BatchScanExec Physical Operator¶
BatchScanExec is a DataSourceV2ScanExecBase leaf physical operator for scanning a batch of data from a Scan.
BatchScanExec represents a data scan over a DataSourceV2ScanRelation relation at execution.
Creating Instance¶
BatchScanExec takes the following to be created:
- Output Schema (
Seq[AttributeReference]) - Scan
- Runtime Filters (Expressions)
- Optional SortOrders
- Table
-
StoragePartitionJoinParams
BatchScanExec is created when:
- DataSourceV2Strategy execution planning strategy is executed (for physical operators with a DataSourceV2ScanRelation relation)
Input RDD¶
DataSourceV2ScanExecBase
inputRDD: RDD[InternalRow]
inputRDD is part of the DataSourceV2ScanExecBase abstraction.
For no filteredPartitions and the outputPartitioning to be SinglePartition, inputRDD creates an empty RDD[InternalRow] with 1 partition.
Otherwise, inputRDD creates a DataSourceRDD as follows:
| DataSourceRDD's Attribute | Value |
|---|---|
| InputPartitions | filteredPartitions |
| PartitionReaderFactory | readerFactory |
| columnarReads | supportsColumnar |
| Custom Metrics | customMetrics |
Filtered Input Partitions¶
filteredPartitions: Seq[Seq[InputPartition]]
Lazy Value
filteredPartitions is a Scala lazy value to guarantee that the code to initialize it is executed once only (when accessed for the first time) and the computed value never changes afterwards.
Learn more in the Scala Language Specification.
For non-empty runtimeFilters, filteredPartitions...FIXME
Otherwise, filteredPartitions is the partitions (that usually is the input partitions of this BatchScanExec).
Input Partitions¶
DataSourceV2ScanExecBase
inputPartitions: Seq[InputPartition]
inputPartitions is part of the DataSourceV2ScanExecBase abstraction.
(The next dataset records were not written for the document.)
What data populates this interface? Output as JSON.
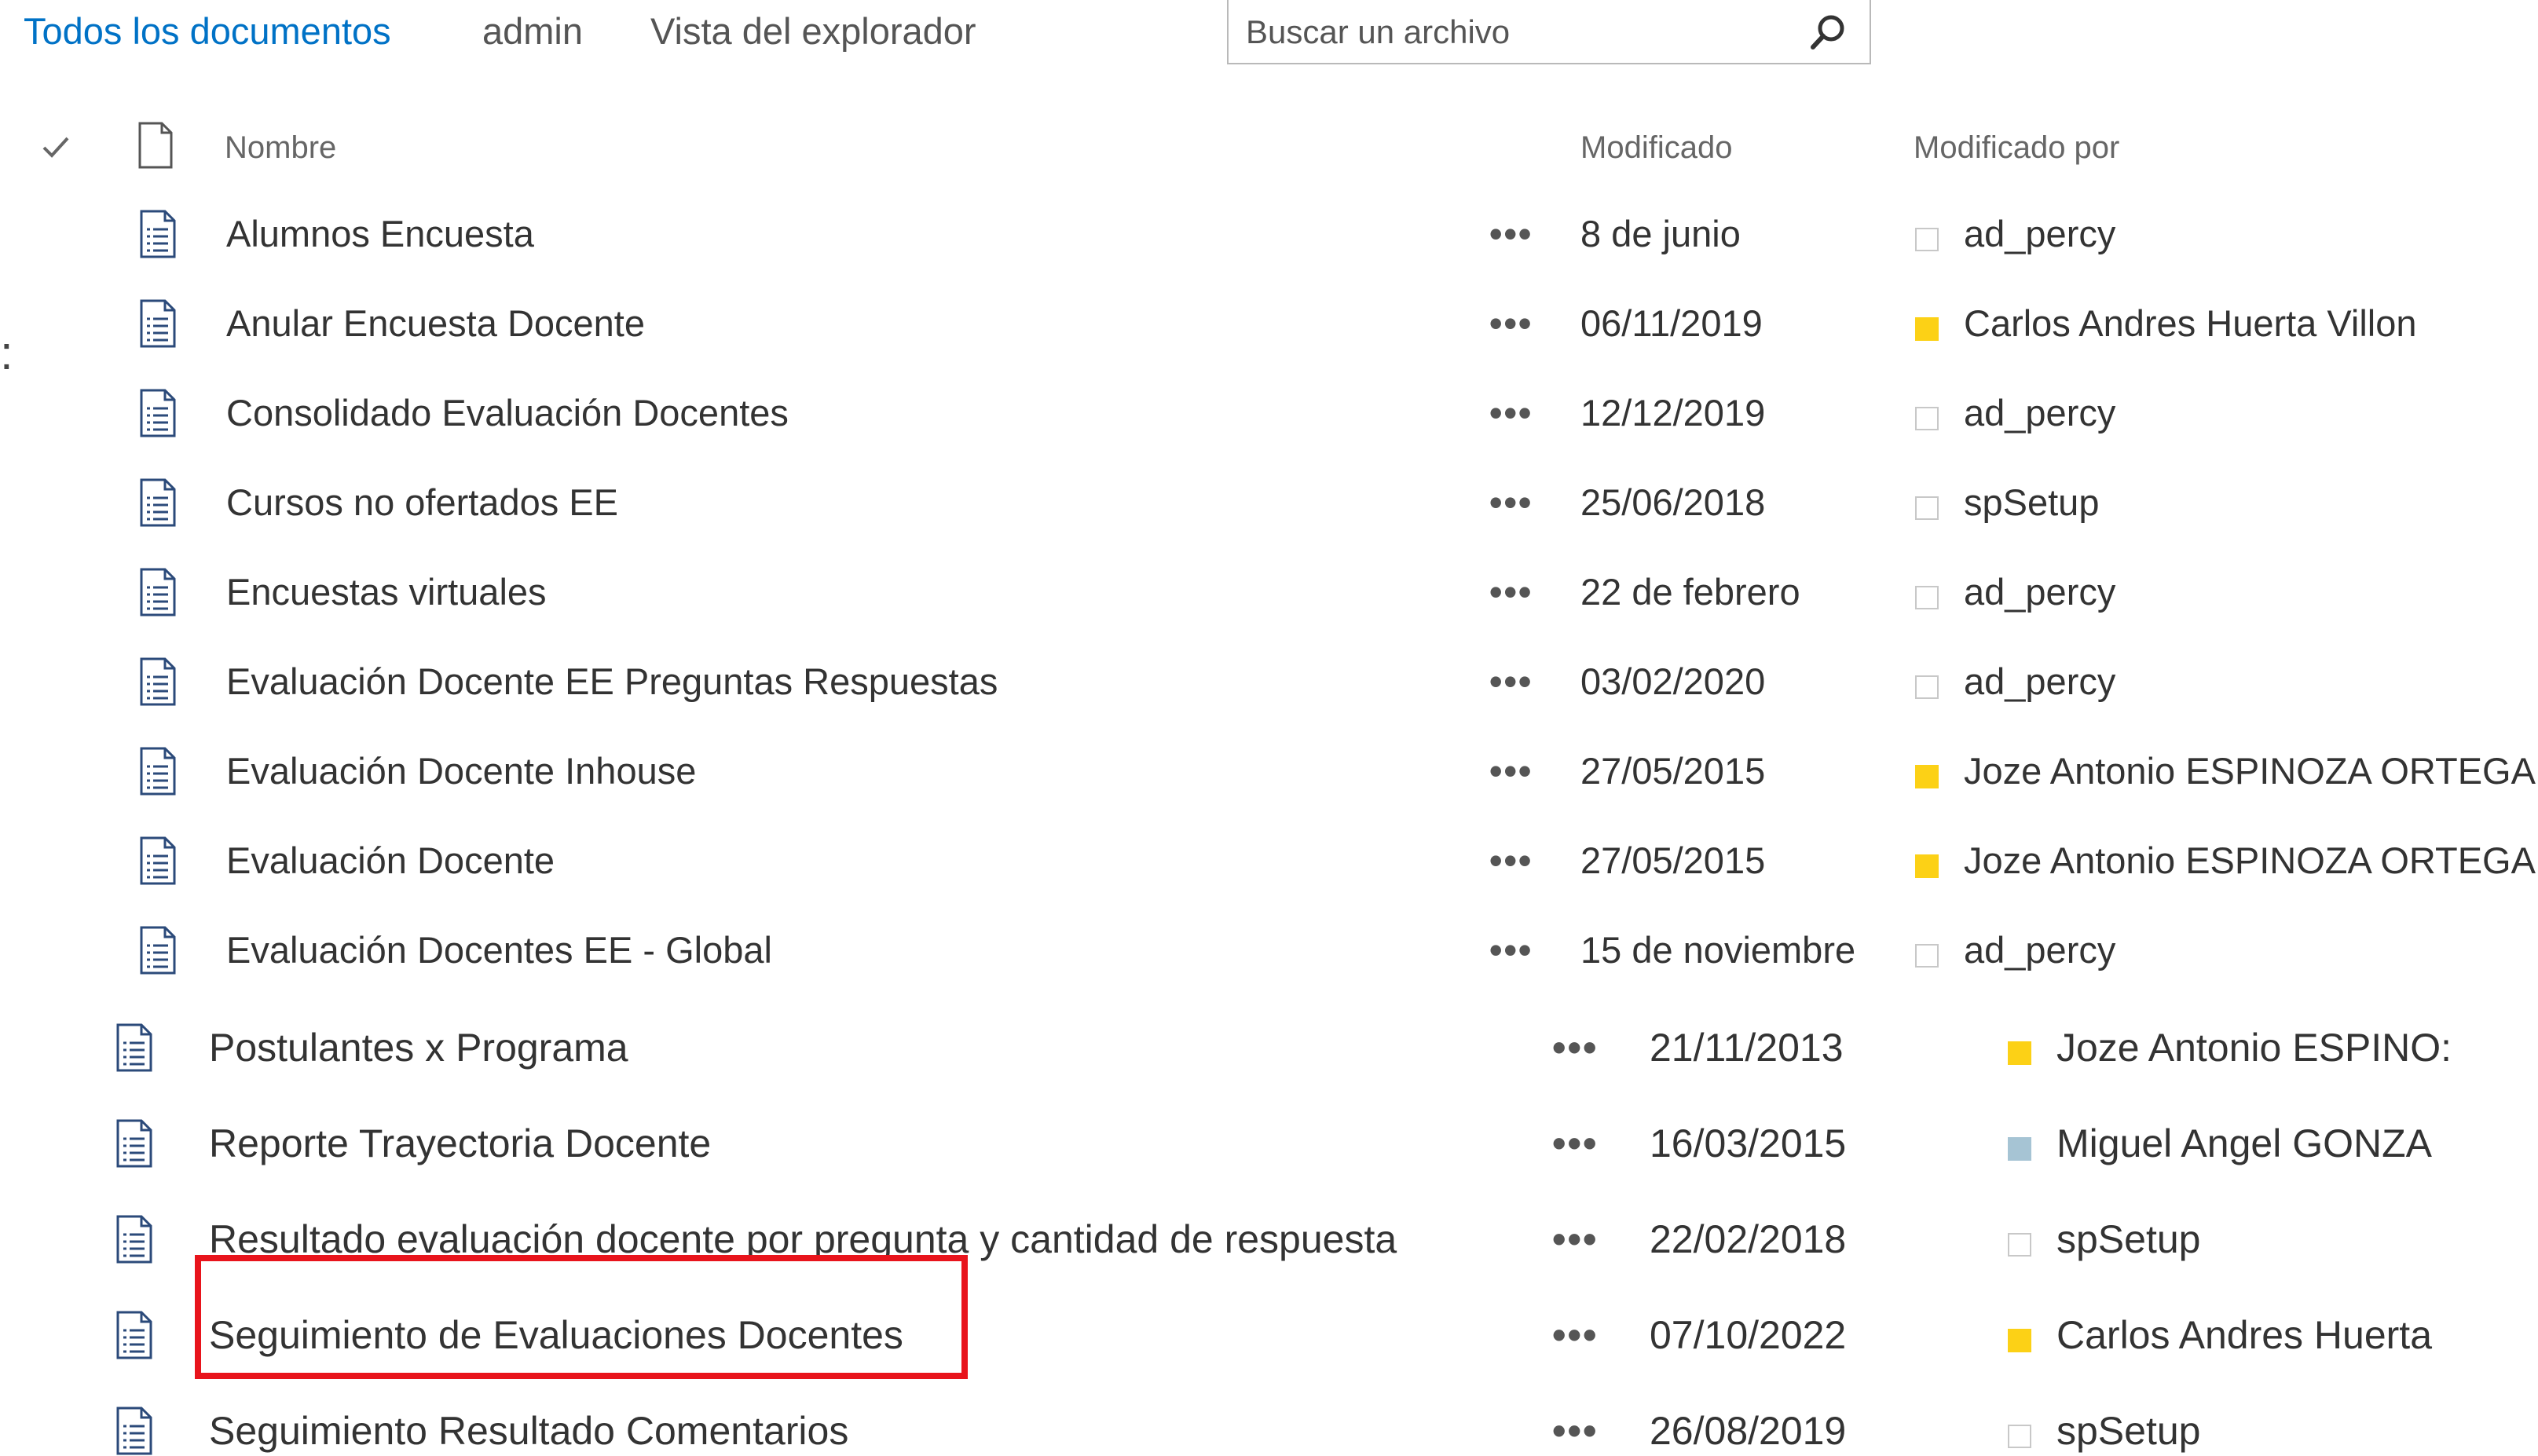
{
  "views": {
    "all_documents": "Todos los documentos",
    "admin": "admin",
    "explorer_view": "Vista del explorador"
  },
  "search": {
    "placeholder": "Buscar un archivo"
  },
  "columns": {
    "name": "Nombre",
    "modified": "Modificado",
    "modified_by": "Modificado por"
  },
  "row_action": "•••",
  "rows": [
    {
      "name": "Alumnos Encuesta",
      "modified": "8 de junio",
      "modified_by": "ad_percy",
      "presence": "none"
    },
    {
      "name": "Anular Encuesta Docente",
      "modified": "06/11/2019",
      "modified_by": "Carlos Andres Huerta Villon",
      "presence": "yellow"
    },
    {
      "name": "Consolidado Evaluación Docentes",
      "modified": "12/12/2019",
      "modified_by": "ad_percy",
      "presence": "none"
    },
    {
      "name": "Cursos no ofertados EE",
      "modified": "25/06/2018",
      "modified_by": "spSetup",
      "presence": "none"
    },
    {
      "name": "Encuestas virtuales",
      "modified": "22 de febrero",
      "modified_by": "ad_percy",
      "presence": "none"
    },
    {
      "name": "Evaluación Docente EE Preguntas Respuestas",
      "modified": "03/02/2020",
      "modified_by": "ad_percy",
      "presence": "none"
    },
    {
      "name": "Evaluación Docente Inhouse",
      "modified": "27/05/2015",
      "modified_by": "Joze Antonio ESPINOZA ORTEGA",
      "presence": "yellow"
    },
    {
      "name": "Evaluación Docente",
      "modified": "27/05/2015",
      "modified_by": "Joze Antonio ESPINOZA ORTEGA",
      "presence": "yellow"
    },
    {
      "name": "Evaluación Docentes EE - Global",
      "modified": "15 de noviembre",
      "modified_by": "ad_percy",
      "presence": "none"
    },
    {
      "name": "Postulantes x Programa",
      "modified": "21/11/2013",
      "modified_by": "Joze Antonio ESPINO:",
      "presence": "yellow"
    },
    {
      "name": "Reporte Trayectoria Docente",
      "modified": "16/03/2015",
      "modified_by": "Miguel Angel GONZA",
      "presence": "gray"
    },
    {
      "name": "Resultado evaluación docente por pregunta y cantidad de respuesta",
      "modified": "22/02/2018",
      "modified_by": "spSetup",
      "presence": "none"
    },
    {
      "name": "Seguimiento de Evaluaciones Docentes",
      "modified": "07/10/2022",
      "modified_by": "Carlos Andres Huerta",
      "presence": "yellow"
    },
    {
      "name": "Seguimiento Resultado Comentarios",
      "modified": "26/08/2019",
      "modified_by": "spSetup",
      "presence": "none"
    }
  ],
  "colors": {
    "accent": "#0072c6",
    "highlight": "#e8141c",
    "presence_yellow": "#fcd116",
    "presence_gray": "#a6c4d4"
  },
  "icons": {
    "search": "search-icon",
    "check": "check-icon",
    "document": "document-icon",
    "file": "list-document-icon"
  }
}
inputPartitions requests the Batch to plan input partitions.
PartitionReaderFactory¶
DataSourceV2ScanExecBase
readerFactory: PartitionReaderFactory
readerFactory is part of the DataSourceV2ScanExecBase abstraction.
readerFactory requests the Batch to createReaderFactory.
Batch¶
batch: Batch
batch requests the Scan for the physical representation for batch query.
batch is used when:
BatchScanExecis requested for partitions and readerFactory
keyGroupedPartitioning¶
DataSourceV2ScanExecBase
keyGroupedPartitioning: Option[Seq[Expression]]
keyGroupedPartitioning is part of the DataSourceV2ScanExecBase abstraction.
keyGroupedPartitioning requests this StoragePartitionJoinParams for the keyGroupedPartitioning.